By Stephen Quigley
There was a lot of trash talk at the North End Waterfront Neighborhood Council (NEWNC) on Monday night. Many residents at the meeting had suggestions and observations to help clean up the problem in the neighborhood, with reassurances from city officials that “the North End is on the city’s radar.”
Dennis Roache, the Assistant Superintendent of Boston Public Works, and Eric Prentis, Principal Administrative Assistant for the Office of the Streets, Transportation, and Sanitation for the City of Boston, listened to a host of concerns and possible solutions, while telling residents about the ongoing programs that the city is undertaking to fix the problem.
Roache told the residents that city officials are studying how other communities around Boston are coping with their rubbish problem.
He noted that the composting pilot program that was started in August has signed up 10,000 households throughout the city and come July 1, another 10,000 households will be able to take part.
He also mentioned the textile recycling program is underway and that the state-mandated mattress recycling program will start soon.
However, there are three large problems with the current trash collection program that takes place on Mondays and Thursdays.
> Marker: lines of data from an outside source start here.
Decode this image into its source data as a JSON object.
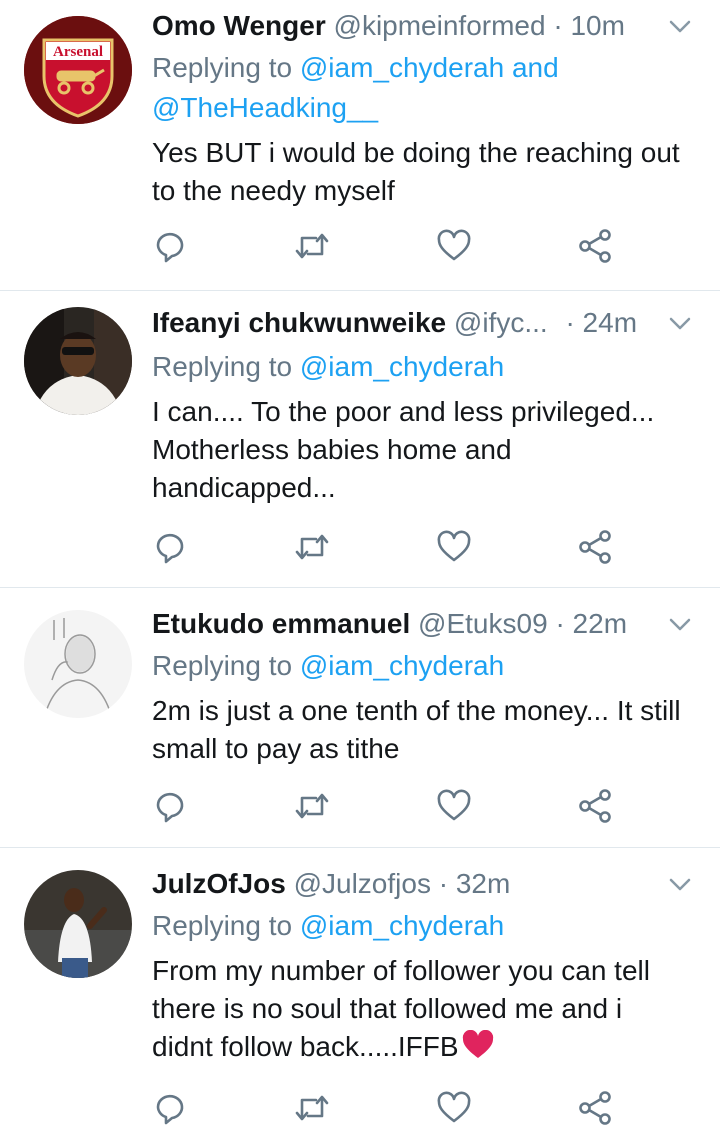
{
  "colors": {
    "link": "#1da1f2",
    "muted": "#657786",
    "text": "#14171a",
    "divider": "#e1e8ed",
    "heart": "#e0245e"
  },
  "tweets": [
    {
      "name": "Omo Wenger",
      "handle": "@kipmeinformed",
      "sep": "·",
      "time": "10m",
      "reply_prefix": "Replying to",
      "reply_users": "@iam_chyderah and @TheHeadking__",
      "text": "Yes BUT i would be doing the reaching out to the needy myself",
      "avatar_icon": "arsenal-crest-avatar",
      "avatar_text": "Arsenal"
    },
    {
      "name": "Ifeanyi chukwunweike",
      "handle": "@ifyc...",
      "sep": "·",
      "time": "24m",
      "reply_prefix": "Replying to",
      "reply_users": "@iam_chyderah",
      "text": "I can.... To the poor and less privileged... Motherless babies home and handicapped...",
      "avatar_icon": "user-photo-avatar"
    },
    {
      "name": "Etukudo emmanuel",
      "handle": "@Etuks09",
      "sep": "·",
      "time": "22m",
      "reply_prefix": "Replying to",
      "reply_users": "@iam_chyderah",
      "text": "2m is just a one tenth of the money... It still small to pay as tithe",
      "avatar_icon": "user-sketch-avatar"
    },
    {
      "name": "JulzOfJos",
      "handle": "@Julzofjos",
      "sep": "·",
      "time": "32m",
      "reply_prefix": "Replying to",
      "reply_users": "@iam_chyderah",
      "text": "From my number of follower you can tell there is no soul that followed me and i didnt follow back.....IFFB",
      "avatar_icon": "user-photo-avatar"
    }
  ],
  "action_icons": [
    "reply-icon",
    "retweet-icon",
    "like-icon",
    "share-icon"
  ]
}
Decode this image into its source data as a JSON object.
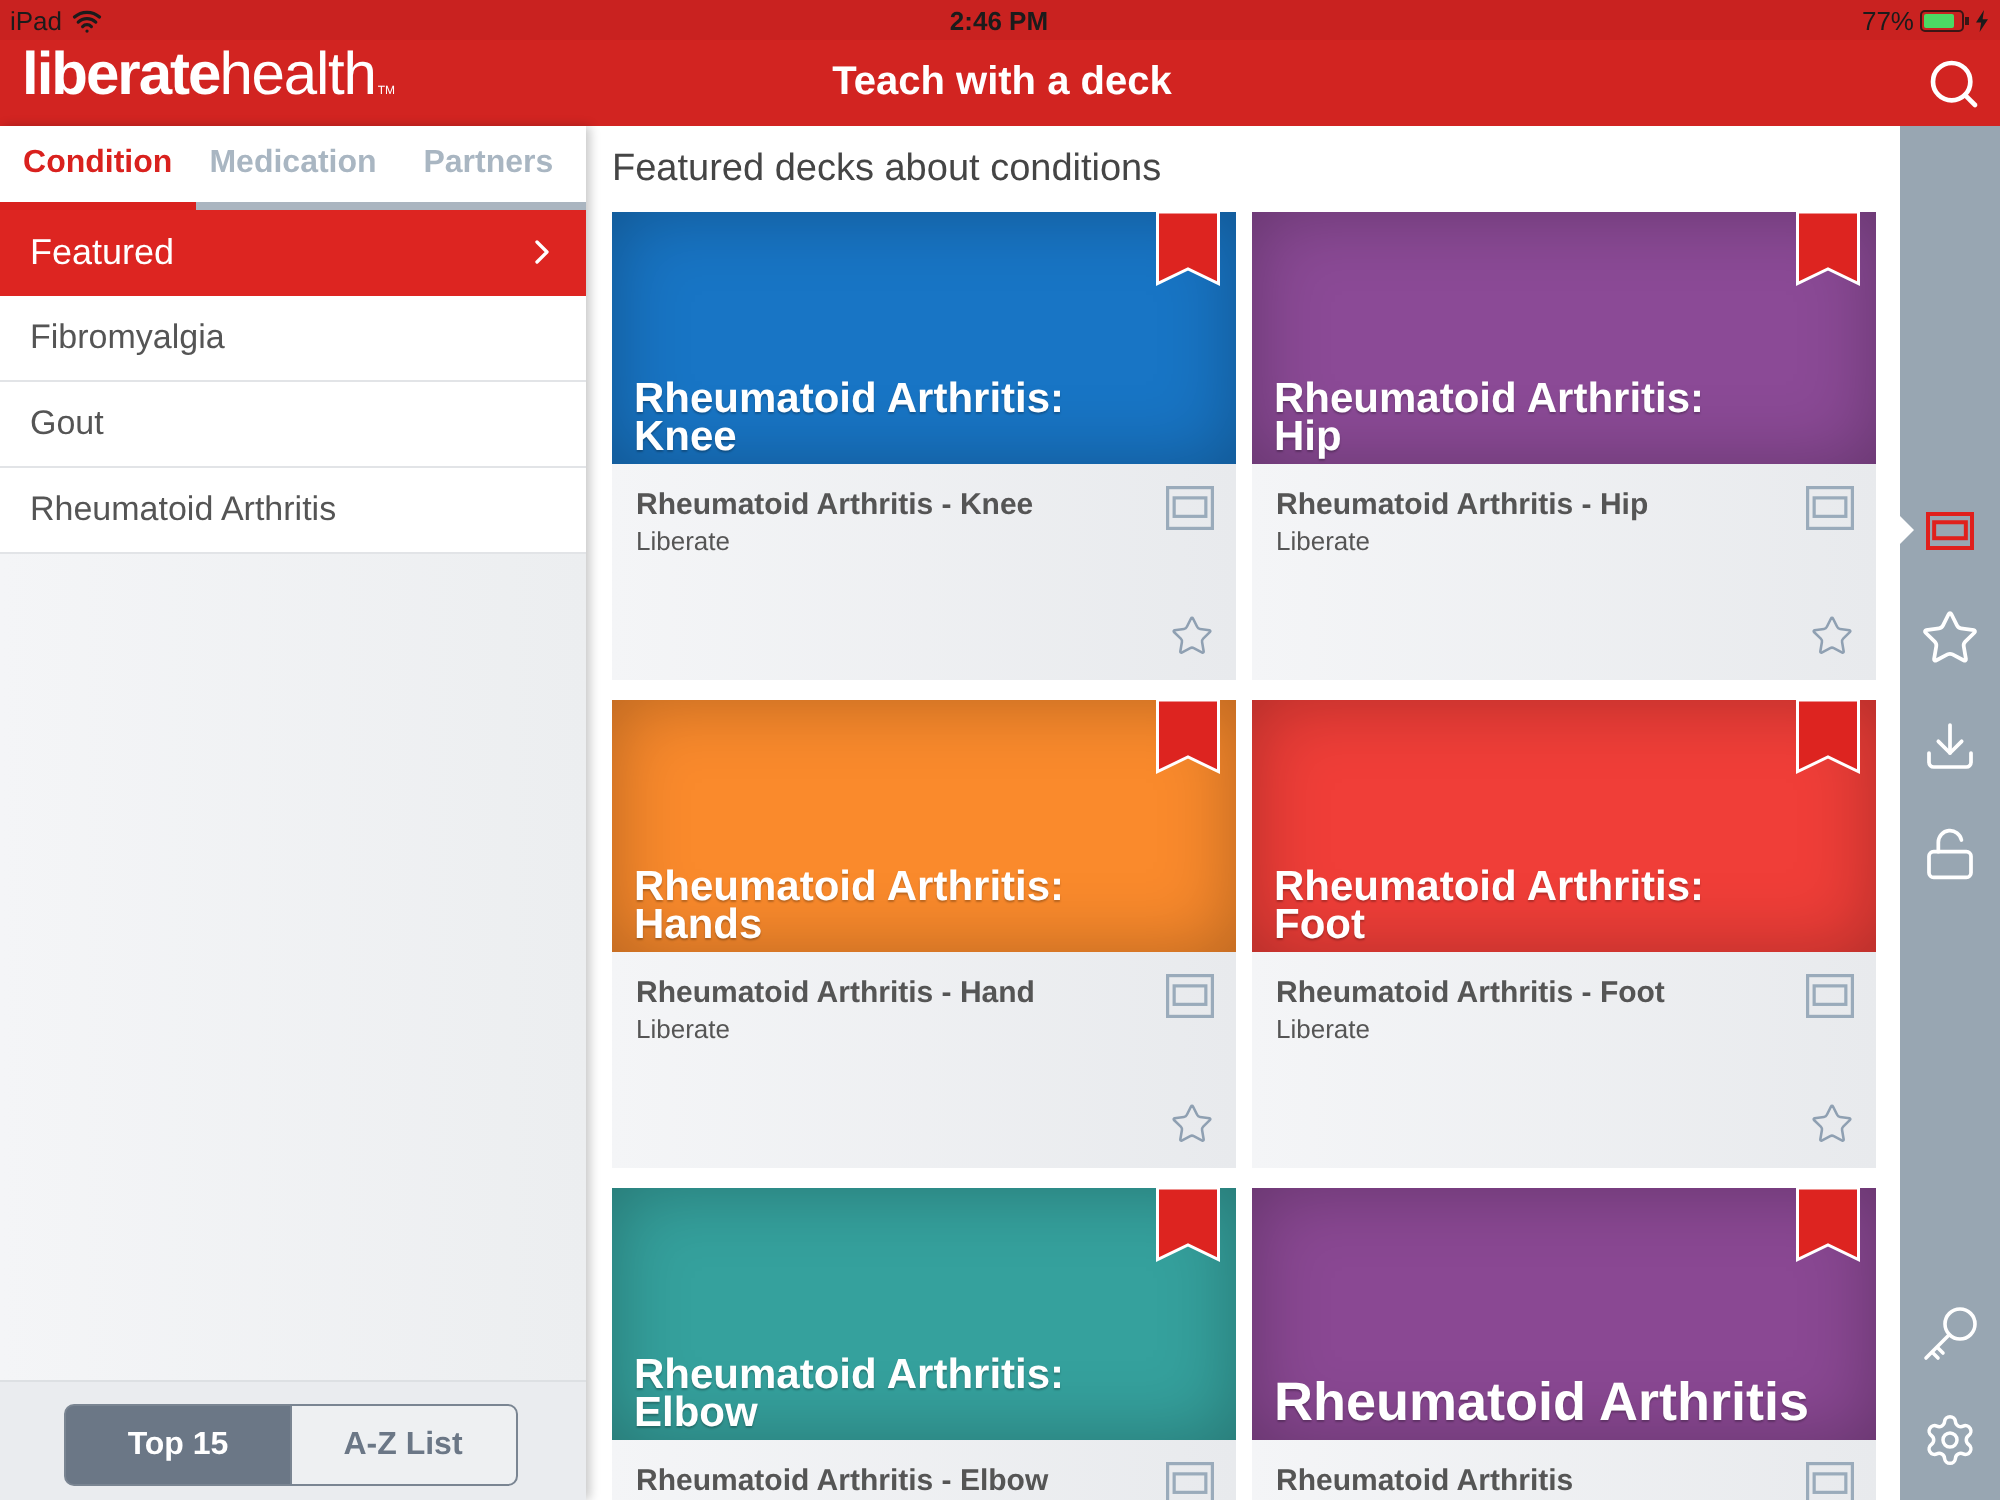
{
  "status_bar": {
    "carrier": "iPad",
    "time": "2:46 PM",
    "battery": "77%"
  },
  "header": {
    "logo": "**liberate**health$_{TM}$",
    "title": "Teach with a deck"
  },
  "sidebar": {
    "tabs": [
      {
        "label": "Condition",
        "selected": true
      },
      {
        "label": "Medication",
        "selected": false
      },
      {
        "label": "Partners",
        "selected": false
      }
    ],
    "items": [
      {
        "label": "Featured",
        "selected": true
      },
      {
        "label": "Fibromyalgia",
        "selected": false
      },
      {
        "label": "Gout",
        "selected": false
      },
      {
        "label": "Rheumatoid Arthritis",
        "selected": false
      }
    ],
    "view_toggle": [
      {
        "label": "Top 15",
        "selected": true
      },
      {
        "label": "A-Z List",
        "selected": false
      }
    ]
  },
  "content": {
    "heading": "Featured decks about conditions",
    "decks": [
      {
        "cover_title": "Rheumatoid Arthritis: Knee",
        "color": "#1875c5",
        "bookmarked": true,
        "title": "Rheumatoid Arthritis - Knee",
        "author": "Liberate",
        "favorite": false
      },
      {
        "cover_title": "Rheumatoid Arthritis: Hip",
        "color": "#8b4a96",
        "bookmarked": true,
        "title": "Rheumatoid Arthritis - Hip",
        "author": "Liberate",
        "favorite": false
      },
      {
        "cover_title": "Rheumatoid Arthritis: Hands",
        "color": "#fa8a2c",
        "bookmarked": true,
        "title": "Rheumatoid Arthritis - Hand",
        "author": "Liberate",
        "favorite": false
      },
      {
        "cover_title": "Rheumatoid Arthritis: Foot",
        "color": "#f03e38",
        "bookmarked": true,
        "title": "Rheumatoid Arthritis - Foot",
        "author": "Liberate",
        "favorite": false
      },
      {
        "cover_title": "Rheumatoid Arthritis: Elbow",
        "color": "#35a19d",
        "bookmarked": true,
        "title": "Rheumatoid Arthritis - Elbow"
      },
      {
        "cover_title": "Rheumatoid Arthritis",
        "color": "#8a4893",
        "bookmarked": true,
        "title": "Rheumatoid Arthritis"
      }
    ]
  },
  "rail": {
    "items": [
      {
        "selected": true
      },
      {
        "selected": false
      },
      {
        "selected": false
      },
      {
        "selected": false
      }
    ]
  }
}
The first problem is that trash in bags must be put out on the streets on the day of collection by 6 a.m. This means that many residents put out their trash bags the night before and then either rats or trash pickers break open the bags.
“The trash collection time is too early in the morning,” was a common complaint from the residents. However, Roache noted that the current contract from Capitol Waste will not expire until June 30, 2024, and there is no way to alter the contract to change the hours.
The other problem is that once the trash bags are cut, the rubbish often spills out onto the streets and sidewalks. Some residents noted that often, the debris is left on the streets and sidewalks.
But the biggest problem is the overwhelmed city workforce that is responsible for enforcing the city’s ordinances. Roache noted that there are city departments that lack staff. Presently, the number of employees at the Department of Public Works who monitor the rubbish problem is down 40 percent.
“In 2015 there were 30 workers monitoring the trash problems in the North End, but today we are down to about 15 inspectors,” Prentis said.
In the meantime, Roache urged residents to report problems to 311 and take pictures if they are able. Other suggestions that residents offered were to raise the fine for violators of the trash ordinances from $25 to a higher amount. Another suggestion was to have the state do away with the bottle bill that would substantially reduce the trash bags being cut.
One resident offered that community dumpsters might be the answer saying, “What do we have to lose?”
Roache mentioned that in New York City, containers with rubbish can be put out the night before and the trash bags are still put out in the morning.
Roache stressed that the public should take the easy steps of trying to limit the rat population by reading the city’s pamphlets and cutting down on outside sources of sustenance for rodent populations.
“Rats drink more water than they eat,” Prentis noted.
In other business, the council unanimously approved the occupancy change at 38B Fleet Street. The building currently has five residential units and one detached retail space. The owners are not seeking to change the residential units, but to change the use of the detached storefront to a small restaurant that will feature “good Italian specialty sandwiches to grab and go,” according to the owners. The store has a total area of 286 square feet.
The next meeting of the NEWNC is scheduled for Monday, December 12, at 7 p.m.